I think that's the great draw of "alternative" medicine (not to be confused with "nontraditional medicine" - if it actually works and does good, I have no problem with it, but y'all forgive me if I want to see studies first); it can claim whatever it wants, as long as it uses weasel words and doesn't fall under the purview of the FDA. Separating desperate people from their money is not difficult - when you feel like you've got nothing to lose, you'll try anything (though the secondary costs can be brutally high). Snake-oil salesmen have always been with us - "patent" cures are ancient, but their age does not confer any validity to their claims.
And the cost of this "full serving of veggies every day"? A three month supply is $119.85. While a dollar or so a day sounds cheap, I'd much rather eat fresh spinach.

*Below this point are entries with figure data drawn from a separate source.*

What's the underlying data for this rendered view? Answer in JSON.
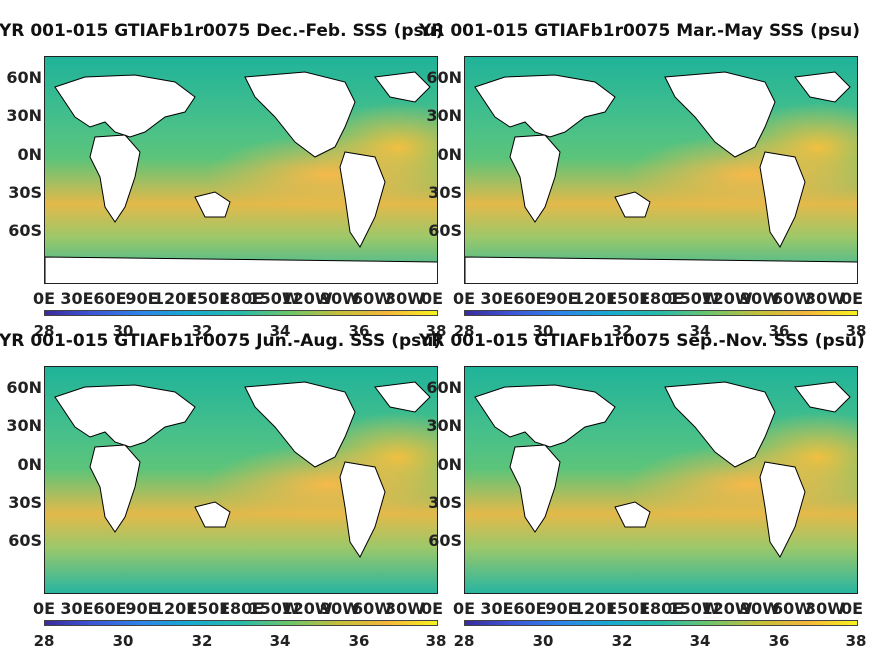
{
  "panels": [
    {
      "title": "YR 001-015 GTIAFb1r0075 Dec.-Feb. SSS (psu)"
    },
    {
      "title": "YR 001-015 GTIAFb1r0075 Mar.-May SSS (psu)"
    },
    {
      "title": "YR 001-015 GTIAFb1r0075 Jun.-Aug. SSS (psu)"
    },
    {
      "title": "YR 001-015 GTIAFb1r0075 Sep.-Nov. SSS (psu)"
    }
  ],
  "lat_labels": [
    "60N",
    "30N",
    "0N",
    "30S",
    "60S"
  ],
  "lon_labels": [
    "0E",
    "30E",
    "60E",
    "90E",
    "120E",
    "150E",
    "180E",
    "150W",
    "120W",
    "90W",
    "60W",
    "30W",
    "0E"
  ],
  "colorbar": {
    "ticks": [
      "28",
      "30",
      "32",
      "34",
      "36",
      "38"
    ],
    "min": 28,
    "max": 38
  },
  "colors": {
    "land": "#ffffff",
    "low": "#3b2a9e",
    "high": "#f8f21c",
    "mid": "#27bca8"
  }
}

Dare to eat a peach, dammit.
*The only actual veggies in the powder, as opposed to nutritional supplements like horsetail (The plant, not the actual tail) and bioflavonoids, are beet juice, watercress, parsley, spinach, and carrot juce (not the whole carrot, just the juice). Well, at least three of those are green. There are also some fruits: apple pectin and fiber, rapberry, and Acerola berry juice. Of all the ingredients, only 20% are actual vegetables and fruits. A replacement for 5 daily servings of fruit and vegetables? Really?
**Any claims by the author of ingestion of illegal substances is entirely ficticious. I'm not saying this for legal reasons, I'm just admitting that I'm not that interesting.